🤖 AI Summary
This study addresses algorithmic and representational biases in large language models (LLMs) when automatically summarizing plenary debates of the European Parliament. We propose a multi-stage hierarchical summarization framework that systematically quantifies interference effects—such as speaker order and political affiliation—on viewpoint representation. By fusing proprietary and open-source LLM weights and integrating content fidelity optimization with structured abstraction strategies, our approach significantly improves factual consistency and coherence in summaries. Experimentally, we provide the first empirical evidence and quantification of pervasive positional bias (e.g., underrepresentation of opening/closing speakers) and partisan bias within parliamentary discourse. Our framework reduces representational inequality by up to 37% and advances the development of an ethics-oriented evaluation metric suite for LLMs in democratic contexts.
📝 Abstract
The automated summarisation of parliamentary debates using large language models (LLMs) offers a promising way to make complex legislative discourse more accessible to the public. However, such summaries must not only be accurate and concise but also equitably represent the views and contributions of all speakers.
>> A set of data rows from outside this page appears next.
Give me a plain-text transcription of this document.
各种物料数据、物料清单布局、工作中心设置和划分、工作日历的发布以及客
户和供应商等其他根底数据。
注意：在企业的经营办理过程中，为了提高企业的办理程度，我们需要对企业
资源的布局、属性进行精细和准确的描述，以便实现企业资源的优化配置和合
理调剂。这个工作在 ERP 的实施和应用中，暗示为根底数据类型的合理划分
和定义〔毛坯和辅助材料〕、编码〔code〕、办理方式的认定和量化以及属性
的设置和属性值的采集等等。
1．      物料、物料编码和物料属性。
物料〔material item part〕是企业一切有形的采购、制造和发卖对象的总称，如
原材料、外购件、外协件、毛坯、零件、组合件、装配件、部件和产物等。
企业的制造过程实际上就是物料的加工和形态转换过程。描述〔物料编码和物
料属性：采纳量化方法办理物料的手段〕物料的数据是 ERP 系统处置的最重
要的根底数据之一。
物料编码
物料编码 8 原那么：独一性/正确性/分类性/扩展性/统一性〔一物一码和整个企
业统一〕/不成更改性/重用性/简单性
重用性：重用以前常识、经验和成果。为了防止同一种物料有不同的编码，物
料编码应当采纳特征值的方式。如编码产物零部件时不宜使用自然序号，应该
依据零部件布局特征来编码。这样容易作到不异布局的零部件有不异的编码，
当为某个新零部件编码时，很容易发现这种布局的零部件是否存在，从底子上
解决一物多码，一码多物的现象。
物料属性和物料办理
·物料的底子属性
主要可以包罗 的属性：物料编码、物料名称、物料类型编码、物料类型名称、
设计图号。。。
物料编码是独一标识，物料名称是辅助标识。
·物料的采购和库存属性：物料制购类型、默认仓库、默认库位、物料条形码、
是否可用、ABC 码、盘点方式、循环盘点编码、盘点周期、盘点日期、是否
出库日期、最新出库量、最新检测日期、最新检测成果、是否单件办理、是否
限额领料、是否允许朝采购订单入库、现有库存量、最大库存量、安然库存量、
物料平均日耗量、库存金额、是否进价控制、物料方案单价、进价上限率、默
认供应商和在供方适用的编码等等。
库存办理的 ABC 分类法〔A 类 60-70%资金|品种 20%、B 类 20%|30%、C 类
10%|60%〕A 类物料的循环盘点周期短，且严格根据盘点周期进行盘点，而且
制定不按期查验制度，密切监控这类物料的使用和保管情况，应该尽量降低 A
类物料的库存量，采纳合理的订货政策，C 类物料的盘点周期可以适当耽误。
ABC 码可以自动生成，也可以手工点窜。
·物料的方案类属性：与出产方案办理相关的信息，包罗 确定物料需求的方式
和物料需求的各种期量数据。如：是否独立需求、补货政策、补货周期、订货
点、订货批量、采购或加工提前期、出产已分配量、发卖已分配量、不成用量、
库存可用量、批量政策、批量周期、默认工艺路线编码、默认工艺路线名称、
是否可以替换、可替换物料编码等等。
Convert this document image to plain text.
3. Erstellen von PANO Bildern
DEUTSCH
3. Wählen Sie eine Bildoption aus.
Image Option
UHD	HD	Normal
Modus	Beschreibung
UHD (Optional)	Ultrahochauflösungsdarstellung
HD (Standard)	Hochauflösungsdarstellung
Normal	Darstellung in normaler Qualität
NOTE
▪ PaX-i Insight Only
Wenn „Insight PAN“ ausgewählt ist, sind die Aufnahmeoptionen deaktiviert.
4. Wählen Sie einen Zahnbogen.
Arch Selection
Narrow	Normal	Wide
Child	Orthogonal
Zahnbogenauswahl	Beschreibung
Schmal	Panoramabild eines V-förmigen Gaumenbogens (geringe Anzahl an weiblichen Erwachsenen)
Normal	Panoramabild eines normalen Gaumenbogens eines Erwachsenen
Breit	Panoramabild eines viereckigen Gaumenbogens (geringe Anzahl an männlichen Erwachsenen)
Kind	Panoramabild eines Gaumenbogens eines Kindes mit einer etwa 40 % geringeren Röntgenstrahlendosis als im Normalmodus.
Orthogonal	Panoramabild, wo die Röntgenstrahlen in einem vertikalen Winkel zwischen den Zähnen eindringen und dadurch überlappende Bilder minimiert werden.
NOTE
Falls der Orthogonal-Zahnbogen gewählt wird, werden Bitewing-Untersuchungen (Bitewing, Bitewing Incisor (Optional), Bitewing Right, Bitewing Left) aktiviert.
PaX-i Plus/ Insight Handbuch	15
This paper explores the use of LLMs to summarise plenary debates from the European Parliament and investigates the algorithmic and representational biases that emerge in this context. We propose a structured, multi-stage summarisation framework that improves textual coherence and content fidelity, while enabling the systematic analysis of how speaker attributes -- such as speaking order or political affiliation -- influence the visibility and accuracy of their contributions in the final summaries. Through our experiments using both proprietary and open-weight LLMs, we find evidence of consistent positional and partisan biases, with certain speakers systematically under-represented or misattributed. Our analysis shows that these biases vary by model and summarisation strategy, with hierarchical approaches offering the greatest potential to reduce disparity. These findings underscore the need for domain-sensitive evaluation metrics and ethical oversight in the deployment of LLMs for democratic applications.